Aïcha, une enseignante de français, est venue avec son
fils et son beau-père de Bizerte pour l’occasion.
"Je veux habituer mon fils à la lecture dès son
plus jeune âge, d’autant plus qu’on n’a pas vraiment de culture du livre en
Tunise", affirme-t-elle.
Avec la multiplication des livres pour enfants, les
petits Tunisiens sont à la fête, et certains stands leur réservent des espaces
de lecture.
Forte présence du religieux
Mais les ouvrages ont beau être variés, la forte
présence de livres religieux irrite Leila Meddeb, une retraitée venue acheter
les derniers Taoufik Ben Brik et Nizar Bahloul.
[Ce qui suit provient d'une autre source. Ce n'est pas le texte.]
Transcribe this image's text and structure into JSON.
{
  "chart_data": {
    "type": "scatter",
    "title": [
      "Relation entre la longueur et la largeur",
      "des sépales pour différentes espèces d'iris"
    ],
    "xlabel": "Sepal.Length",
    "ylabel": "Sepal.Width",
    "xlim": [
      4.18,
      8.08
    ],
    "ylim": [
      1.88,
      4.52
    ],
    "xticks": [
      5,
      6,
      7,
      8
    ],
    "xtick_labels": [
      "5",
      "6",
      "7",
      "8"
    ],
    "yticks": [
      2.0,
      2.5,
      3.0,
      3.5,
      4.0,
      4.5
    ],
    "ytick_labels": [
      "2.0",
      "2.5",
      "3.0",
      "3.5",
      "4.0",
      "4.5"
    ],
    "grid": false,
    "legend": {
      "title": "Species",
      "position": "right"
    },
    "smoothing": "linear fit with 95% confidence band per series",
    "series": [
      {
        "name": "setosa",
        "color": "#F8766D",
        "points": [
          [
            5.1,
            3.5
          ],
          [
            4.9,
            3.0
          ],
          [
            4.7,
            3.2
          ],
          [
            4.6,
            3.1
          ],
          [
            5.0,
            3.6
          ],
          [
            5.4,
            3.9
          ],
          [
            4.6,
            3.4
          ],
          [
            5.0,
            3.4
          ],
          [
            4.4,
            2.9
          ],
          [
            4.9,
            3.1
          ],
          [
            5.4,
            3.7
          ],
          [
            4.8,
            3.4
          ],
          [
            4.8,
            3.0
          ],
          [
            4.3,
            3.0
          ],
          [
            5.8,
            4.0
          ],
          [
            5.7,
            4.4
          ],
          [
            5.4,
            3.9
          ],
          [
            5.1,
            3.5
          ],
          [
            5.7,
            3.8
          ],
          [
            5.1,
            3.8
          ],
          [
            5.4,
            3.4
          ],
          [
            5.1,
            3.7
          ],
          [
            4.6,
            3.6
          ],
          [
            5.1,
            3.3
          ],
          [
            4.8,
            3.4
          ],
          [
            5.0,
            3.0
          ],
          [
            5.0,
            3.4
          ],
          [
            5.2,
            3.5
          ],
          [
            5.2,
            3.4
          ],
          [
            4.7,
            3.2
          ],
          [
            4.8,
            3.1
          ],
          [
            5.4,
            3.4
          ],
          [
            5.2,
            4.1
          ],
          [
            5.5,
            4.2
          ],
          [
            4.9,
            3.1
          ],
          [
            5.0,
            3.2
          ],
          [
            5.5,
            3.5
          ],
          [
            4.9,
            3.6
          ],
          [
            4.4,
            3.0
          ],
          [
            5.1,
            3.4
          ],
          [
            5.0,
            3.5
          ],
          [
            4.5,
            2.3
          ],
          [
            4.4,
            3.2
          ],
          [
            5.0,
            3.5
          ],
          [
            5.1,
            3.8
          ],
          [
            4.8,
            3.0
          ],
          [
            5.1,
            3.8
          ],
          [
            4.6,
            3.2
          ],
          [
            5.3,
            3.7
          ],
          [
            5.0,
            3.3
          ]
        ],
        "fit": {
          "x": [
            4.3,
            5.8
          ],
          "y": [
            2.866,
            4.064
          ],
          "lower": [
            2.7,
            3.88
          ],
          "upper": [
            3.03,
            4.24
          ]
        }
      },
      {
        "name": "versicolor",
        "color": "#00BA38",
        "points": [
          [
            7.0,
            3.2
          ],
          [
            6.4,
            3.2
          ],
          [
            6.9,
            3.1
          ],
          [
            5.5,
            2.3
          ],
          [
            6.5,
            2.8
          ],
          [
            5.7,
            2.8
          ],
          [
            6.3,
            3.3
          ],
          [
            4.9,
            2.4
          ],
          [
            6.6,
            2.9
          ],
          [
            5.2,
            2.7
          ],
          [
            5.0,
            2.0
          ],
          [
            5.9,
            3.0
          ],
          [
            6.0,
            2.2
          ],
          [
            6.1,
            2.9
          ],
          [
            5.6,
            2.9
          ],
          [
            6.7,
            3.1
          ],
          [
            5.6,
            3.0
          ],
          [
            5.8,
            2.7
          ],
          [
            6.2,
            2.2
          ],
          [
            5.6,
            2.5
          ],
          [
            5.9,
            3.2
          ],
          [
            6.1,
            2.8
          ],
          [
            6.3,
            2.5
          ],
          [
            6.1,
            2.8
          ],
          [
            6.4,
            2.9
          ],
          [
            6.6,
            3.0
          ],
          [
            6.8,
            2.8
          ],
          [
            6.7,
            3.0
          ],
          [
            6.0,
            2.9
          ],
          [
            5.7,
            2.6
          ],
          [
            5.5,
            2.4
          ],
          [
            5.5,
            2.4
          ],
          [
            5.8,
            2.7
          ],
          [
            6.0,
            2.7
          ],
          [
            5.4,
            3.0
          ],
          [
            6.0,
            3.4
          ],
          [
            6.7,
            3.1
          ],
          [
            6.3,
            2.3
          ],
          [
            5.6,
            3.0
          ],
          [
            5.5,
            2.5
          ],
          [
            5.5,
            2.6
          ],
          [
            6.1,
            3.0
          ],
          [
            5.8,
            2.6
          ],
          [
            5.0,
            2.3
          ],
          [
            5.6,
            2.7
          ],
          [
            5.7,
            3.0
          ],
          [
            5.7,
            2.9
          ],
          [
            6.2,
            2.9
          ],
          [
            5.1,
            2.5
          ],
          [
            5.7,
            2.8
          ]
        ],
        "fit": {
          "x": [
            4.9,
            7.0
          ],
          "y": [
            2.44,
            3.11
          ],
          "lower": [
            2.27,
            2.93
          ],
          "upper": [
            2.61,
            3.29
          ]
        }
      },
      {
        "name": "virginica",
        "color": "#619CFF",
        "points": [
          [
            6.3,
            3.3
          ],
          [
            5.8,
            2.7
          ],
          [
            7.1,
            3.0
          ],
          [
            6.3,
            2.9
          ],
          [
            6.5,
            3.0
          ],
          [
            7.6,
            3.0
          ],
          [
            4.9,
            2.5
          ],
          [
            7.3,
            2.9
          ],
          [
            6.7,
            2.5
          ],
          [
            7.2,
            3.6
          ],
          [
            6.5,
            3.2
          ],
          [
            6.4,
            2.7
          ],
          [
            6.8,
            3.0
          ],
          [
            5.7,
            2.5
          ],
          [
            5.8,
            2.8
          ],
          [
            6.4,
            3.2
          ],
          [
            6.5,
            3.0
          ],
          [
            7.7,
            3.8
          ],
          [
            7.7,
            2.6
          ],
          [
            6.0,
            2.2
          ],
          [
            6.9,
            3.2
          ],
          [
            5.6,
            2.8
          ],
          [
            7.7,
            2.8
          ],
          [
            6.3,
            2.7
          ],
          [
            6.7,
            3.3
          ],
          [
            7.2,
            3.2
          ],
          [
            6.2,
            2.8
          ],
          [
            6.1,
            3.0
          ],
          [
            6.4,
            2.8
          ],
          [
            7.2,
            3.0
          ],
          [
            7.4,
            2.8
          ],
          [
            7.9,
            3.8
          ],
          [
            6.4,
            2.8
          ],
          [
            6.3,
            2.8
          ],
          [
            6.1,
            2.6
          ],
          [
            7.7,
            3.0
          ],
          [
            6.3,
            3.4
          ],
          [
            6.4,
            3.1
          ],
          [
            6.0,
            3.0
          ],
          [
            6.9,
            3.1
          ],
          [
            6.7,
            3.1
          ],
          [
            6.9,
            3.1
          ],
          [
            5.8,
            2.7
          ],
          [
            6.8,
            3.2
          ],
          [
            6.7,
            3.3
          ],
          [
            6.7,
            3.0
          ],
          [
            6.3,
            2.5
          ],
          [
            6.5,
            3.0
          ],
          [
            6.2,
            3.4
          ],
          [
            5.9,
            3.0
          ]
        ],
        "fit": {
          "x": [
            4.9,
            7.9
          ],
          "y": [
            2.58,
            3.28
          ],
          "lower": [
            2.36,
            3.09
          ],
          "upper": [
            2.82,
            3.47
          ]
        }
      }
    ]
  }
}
"Je suis déçue par le genre de livres. Ces gens
qui écrivent sur ce qui se passe dans l’au-delà, ils y sont allés, peut-être?
C’est du charlatanisme", tempête-t-elle.
Ironie du sort, Leila est venue avec une amie à la
recherche, elle, d’un Coran "qui ne soit pas trop lourd pour que je puisse
le lire dans mon lit, sans me faire mal au dos".
"La religion, c’est nouveau pour moi",
s’excuse-t-elle presque, pendant que Leila roule des yeux.
La présence du religieux ne date pas de la révolution
ou de l’arrivée des islamistes au pouvoir. Cela fait plusieurs années que les
"Histoire des prophètes" et autres "Comment se repentir?"
ont fait leur entrée en force à la Foire du livre.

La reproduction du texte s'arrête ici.